Authorizationmanager myAuthZManager;
                    OutputStream myOutputStream = yourHttpServletResponse.getOutputStream();
                    String encodingScheme = yourHttpServletResponse.getEncodingScheme();
                    AuthorizationUtils.writeAsXML(myAuthZManager,myOutputStream,encodingScheme);
                

Chapter 16. useful links

16.5. JAAS related information

Chapter 17. FAQ

  • How does work authentication in jGuard?

    jGuard authenticates users (with the help of JAAS), through a stack of LoginModules.

  • How can I configure jGuard to authenticate against an LDAP directory?

    jGuard provides some convenient LoginModules, including a JNDILoginModule since jGuard1.0 beta 2. So, the solution is either to use the loginModule provided in the jGuard distribution, or to use a LoginModule provided by sun directly with the Java Runtime Environment(JRE). to do it, you have only to declare in the 'loginmodules' field this one: com.sun.security.auth.module.JndiLoginModule note that this loginmodule connect to LDAP through the great abstraction layer calledJNDI. more details can be reached directly at the corresponding page It exists others LoginModule implementations which do the same stuff. the only requirement is only to implements the LoginModule interface.

  • How can I configure jGuard to authenticate against a Kerberos system?

    you can configure jGuard to authenticate through a Kerberos system. the loginModule to use is the one provided by sun: com.sun.security.auth.module.Krb5LoginModule

  • How can I configure jGuard to authenticate against the NT/Unix/Solaris host system?

    jGuard can authenticate with any provided LoginModules implementations. here are the one provided by Sun.

  • How can I add database support to the authorization system?

    Since the 0.70 release, you have to use the JdbcAuthorizationManager and configure it through jGuardConfiguration.xml file to set the right driver and jdbc settings in order to and provide authorization. yourdatabaseName.properties file contains specific sql queries.
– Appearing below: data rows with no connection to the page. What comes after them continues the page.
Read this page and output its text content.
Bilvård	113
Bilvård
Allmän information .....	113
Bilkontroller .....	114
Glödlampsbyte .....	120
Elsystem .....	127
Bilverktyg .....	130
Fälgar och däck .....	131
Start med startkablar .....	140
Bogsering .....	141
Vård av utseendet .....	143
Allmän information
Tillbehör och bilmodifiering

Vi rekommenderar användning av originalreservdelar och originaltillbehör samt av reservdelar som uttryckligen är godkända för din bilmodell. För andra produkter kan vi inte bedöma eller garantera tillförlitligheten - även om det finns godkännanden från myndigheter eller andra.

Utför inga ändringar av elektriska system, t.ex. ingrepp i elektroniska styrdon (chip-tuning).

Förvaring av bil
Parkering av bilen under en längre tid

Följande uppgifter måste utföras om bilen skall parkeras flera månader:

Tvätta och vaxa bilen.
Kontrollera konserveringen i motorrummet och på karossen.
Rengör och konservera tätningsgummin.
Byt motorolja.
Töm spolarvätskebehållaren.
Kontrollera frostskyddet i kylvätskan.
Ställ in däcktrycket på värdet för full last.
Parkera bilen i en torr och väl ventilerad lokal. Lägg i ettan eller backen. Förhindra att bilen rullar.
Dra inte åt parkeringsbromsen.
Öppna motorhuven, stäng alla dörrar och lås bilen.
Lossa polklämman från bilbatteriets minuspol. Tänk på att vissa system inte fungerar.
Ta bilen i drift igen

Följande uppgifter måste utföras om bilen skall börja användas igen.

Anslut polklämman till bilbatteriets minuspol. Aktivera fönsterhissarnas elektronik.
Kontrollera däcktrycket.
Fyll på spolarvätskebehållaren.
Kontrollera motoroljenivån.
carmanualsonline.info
  • AccessFilter automatically tries to log me in as 'guest'.Why should there be a "default" user in jGuard™? Isn't that a security issue?

    jGuard automatically authenticate you as 'guest' by default. it's not a security issue, but a design choice.But to fulfills your security requirements, you can configure that guest (unauthorized users), hasn't got access to your protected pages. how to do it? => configure the 'guest' role with no permissions. the guest user will only have access to login page and access denied page(access is always grant to these pages).

  • Can i create a permission not bound to a Domain?

    I didn't want to associate a domain to the permission because this permission is alone in a functional point of view. ” All permission must belong to a domain. To solve your problem, it is suitable to create a 'default' domain which will regroup "orphan permissions". but it is not mandatory to assign this domain to a role (this domain has no "functional meaning"). You will only assign some permissions of this domain to the role.The reason to always assign a domain to a permission, is to be sure that the sum of permissions of all domains contains all the permissions declared in the application.

  • What is the role oflogonProcessURI?

    logonProcessURI is the way jGuard receive credentials through FORM authentication. The html form which contains your login and password will send this information to this special URI interecepted by jGuard.jGuard will evaluate them and authenticate you. It will redirect you to the convenient URI. So, this special URI does not point to a dedicated page.